The patient recovered well from her surgery. However, due to the need for prolonged antibiotic therapy, the patient spent a total of 10 weeks in the hospital postoperatively. She is now well and thriving.
Case report 2
A 68-year-old male patient who worked in the hospital setting was diagnosed with mild aortic valve disease following routine investigations. He then became symptomatic a few years later and subsequent investigation revealed his aortic valve disease had become severe in nature. This prompted surgical aortic valve replacement. The patient’s surgery was uneventful. He spent one week in hospital postoperatively and six weeks recovering, with no further incidents. He is currently well and enjoying life.
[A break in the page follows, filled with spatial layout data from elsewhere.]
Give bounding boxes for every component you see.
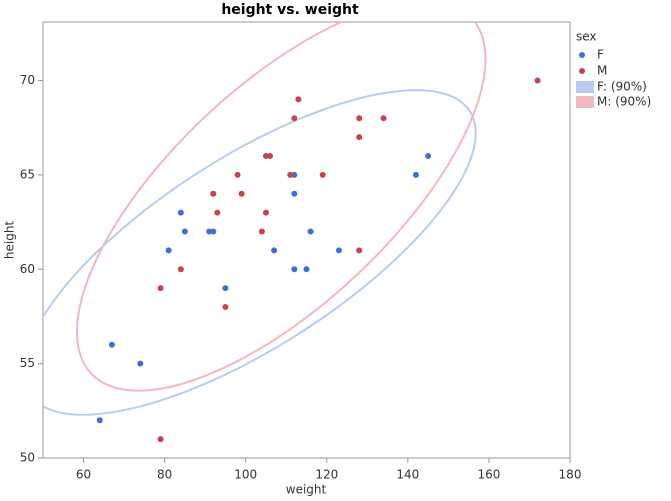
legend-label: F [597, 48, 604, 62]
point [412, 171, 419, 178]
point [287, 171, 294, 178]
point [262, 209, 269, 216]
chart-title: height vs. weight [221, 2, 359, 18]
x-tick-label: 140 [396, 468, 419, 482]
legend-label: F: (90%) [597, 80, 647, 94]
legend-marker [579, 68, 585, 74]
point [214, 209, 221, 216]
density-ellipse [43, 89, 477, 416]
point [210, 190, 217, 197]
legend-marker [579, 52, 585, 58]
density-ellipse [76, 22, 487, 392]
x-tick-label: 60 [76, 468, 91, 482]
point [108, 341, 115, 348]
plot-area [42, 21, 571, 459]
point [137, 360, 144, 367]
y-tick-label: 65 [20, 167, 35, 181]
point [307, 228, 314, 235]
legend-label: M [597, 64, 607, 78]
point [267, 153, 274, 160]
ellipses [43, 22, 487, 416]
point [258, 228, 265, 235]
point [380, 115, 387, 122]
point [157, 285, 164, 292]
point [177, 266, 184, 273]
point [234, 171, 241, 178]
point [96, 417, 103, 424]
point [534, 77, 541, 84]
point [356, 247, 363, 254]
y-tick-label: 60 [20, 262, 35, 276]
legend-label: M: (90%) [597, 95, 651, 109]
point [222, 304, 229, 311]
legend-title: sex [576, 30, 597, 44]
point [165, 247, 172, 254]
point [210, 228, 217, 235]
legend-swatch [576, 96, 594, 108]
point [181, 228, 188, 235]
x-tick-label: 100 [234, 468, 257, 482]
point [356, 134, 363, 141]
y-tick-label: 50 [20, 451, 35, 465]
point [425, 153, 432, 160]
point [291, 190, 298, 197]
point [291, 266, 298, 273]
point [222, 285, 229, 292]
point [295, 96, 302, 103]
point [157, 436, 164, 443]
point [335, 247, 342, 254]
point [303, 266, 310, 273]
point [319, 171, 326, 178]
point [356, 115, 363, 122]
legend-swatch [576, 81, 594, 93]
x-tick-label: 120 [315, 468, 338, 482]
point [238, 190, 245, 197]
point [177, 209, 184, 216]
x-tick-label: 180 [559, 468, 582, 482]
y-tick-label: 55 [20, 356, 35, 370]
y-tick-label: 70 [20, 73, 35, 87]
x-tick-label: 160 [477, 468, 500, 482]
y-axis-label: height [3, 221, 17, 260]
x-tick-label: 80 [157, 468, 172, 482]
x-axis-label: weight [286, 483, 327, 497]
point [271, 247, 278, 254]
point [291, 115, 298, 122]
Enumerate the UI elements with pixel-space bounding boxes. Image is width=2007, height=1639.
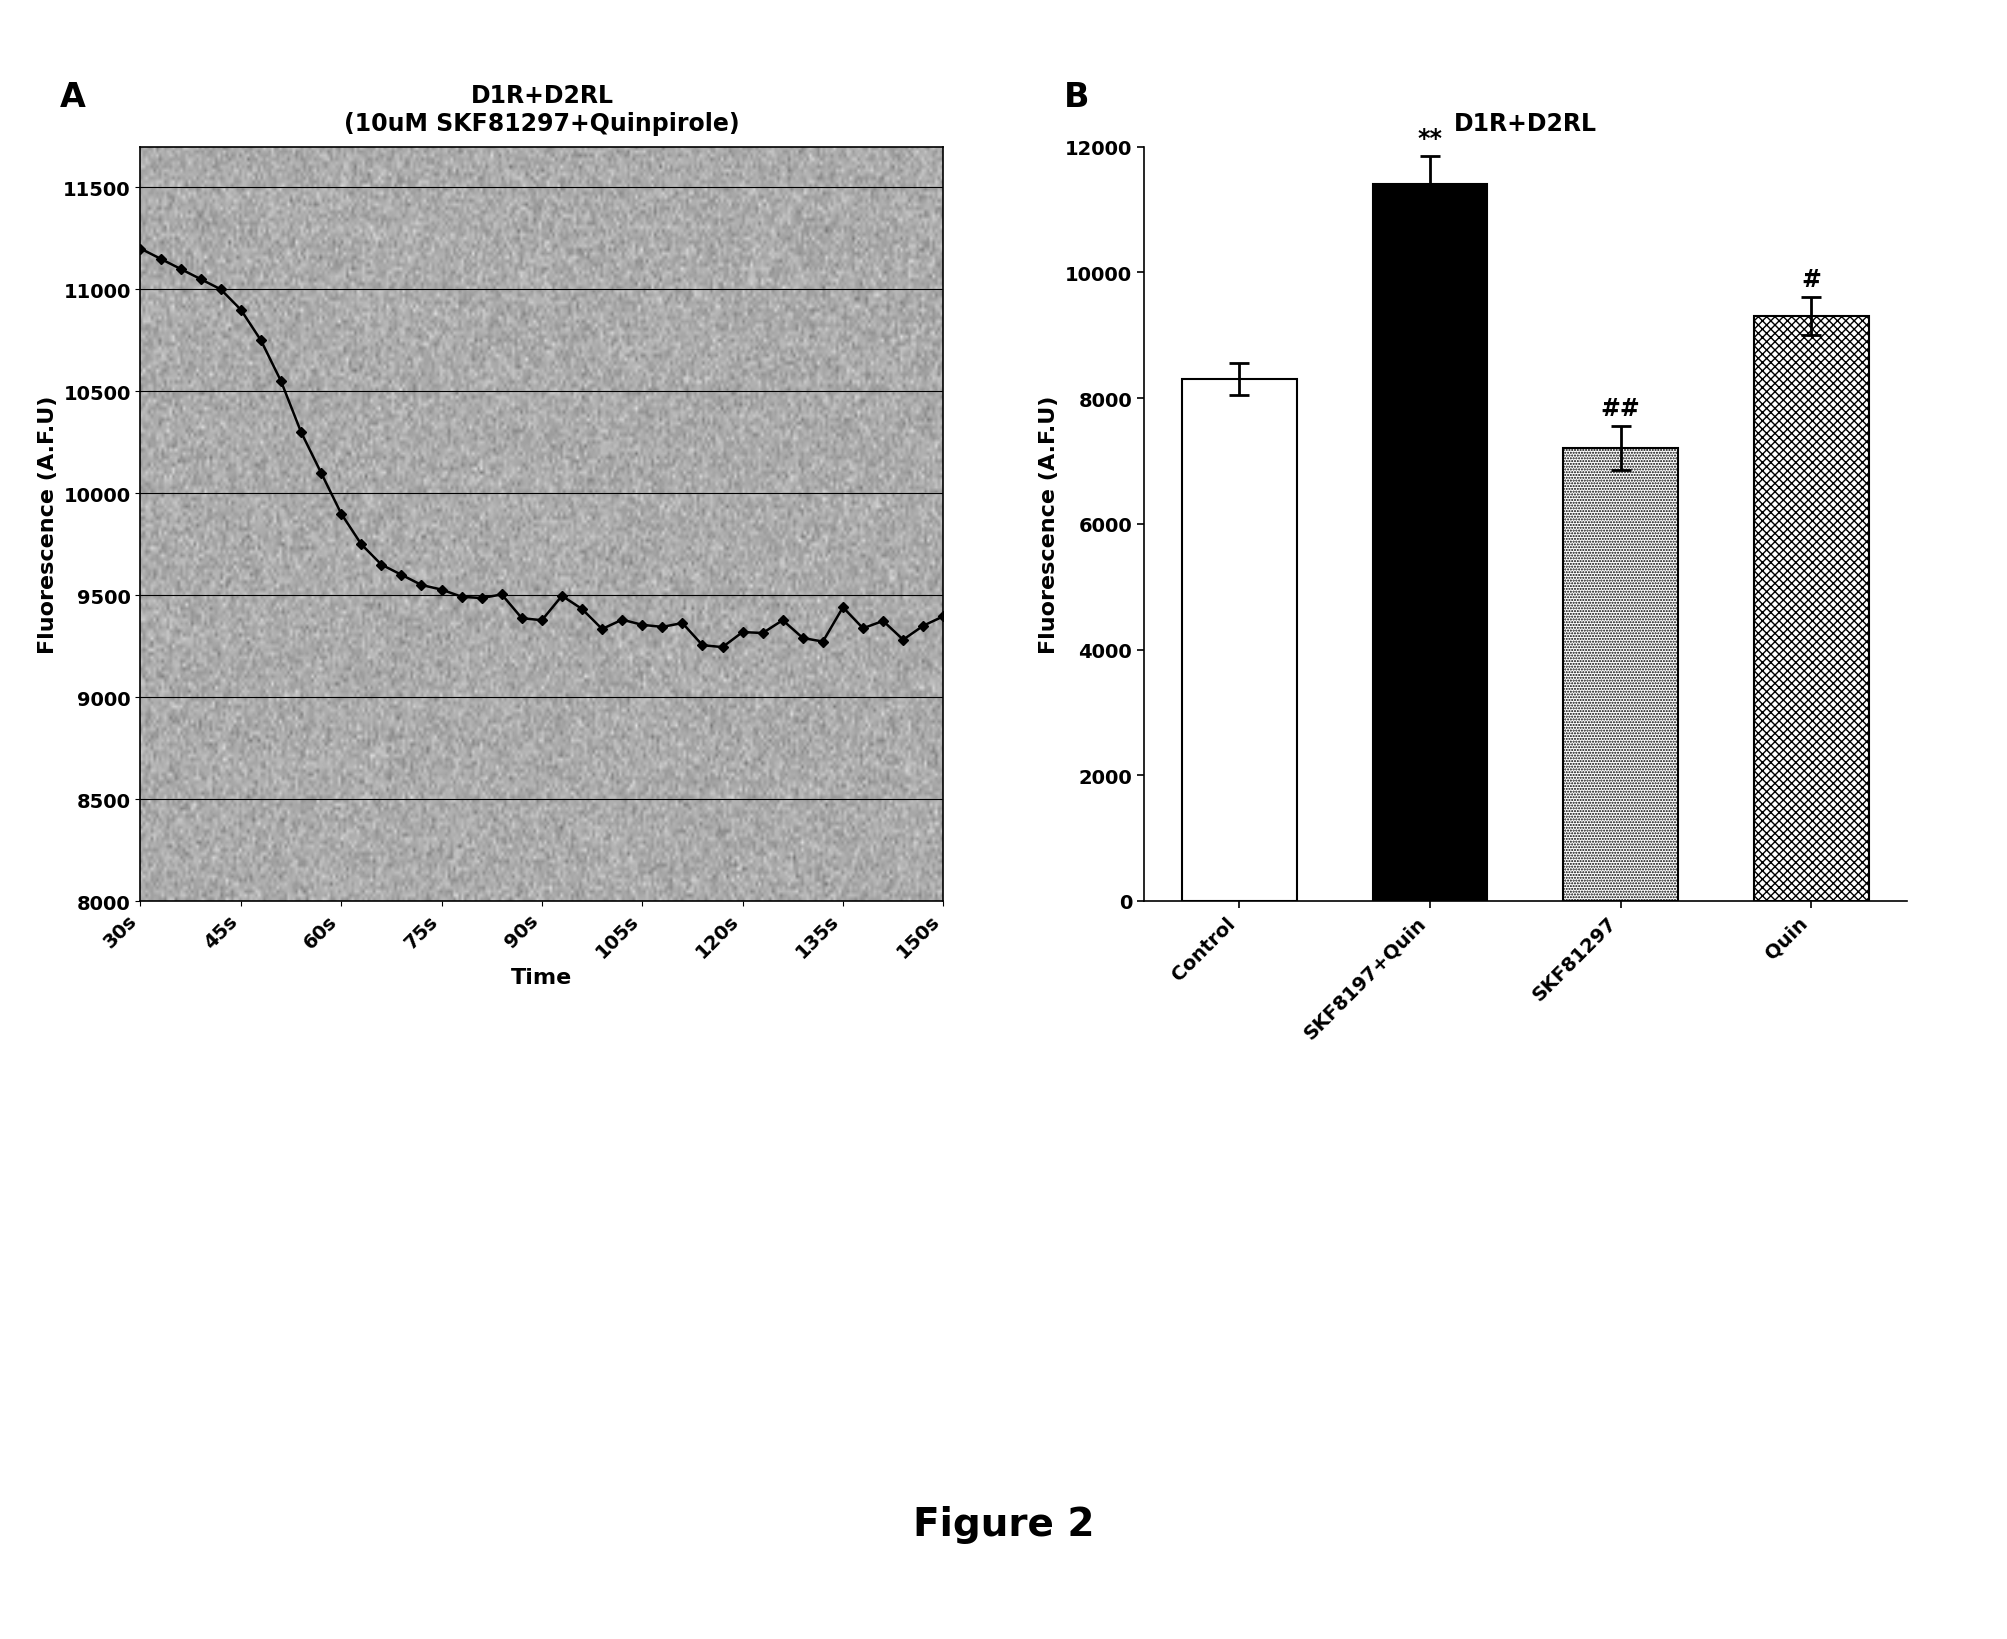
- Bar: [1563, 449, 1678, 901]
- Text: Figure 2: Figure 2: [913, 1505, 1094, 1544]
- Text: #: #: [1802, 269, 1820, 292]
- Bar: [1754, 316, 1869, 901]
- Text: A: A: [60, 80, 86, 113]
- Bar: [1182, 380, 1297, 901]
- Y-axis label: Fluorescence (A.F.U): Fluorescence (A.F.U): [1040, 395, 1060, 654]
- Title: D1R+D2RL: D1R+D2RL: [1453, 111, 1598, 136]
- X-axis label: Time: Time: [512, 967, 572, 987]
- Text: B: B: [1064, 80, 1090, 113]
- Y-axis label: Fluorescence (A.F.U): Fluorescence (A.F.U): [38, 395, 58, 654]
- Title: D1R+D2RL
(10uM SKF81297+Quinpirole): D1R+D2RL (10uM SKF81297+Quinpirole): [343, 84, 741, 136]
- Text: **: **: [1417, 126, 1443, 151]
- Bar: [1373, 185, 1487, 901]
- Text: ##: ##: [1602, 397, 1640, 421]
The patient was empowered to seek treatment and as a result of this, he has had a good result. If he had not been as proactive or had postponed seeking help and ignored his symptoms, his life expectancy would have been significantly reduced. It is of utmost importance that patients take that first crucial step and talk to their GP. Early intervention is a key component to successful treatment of heart valve disease.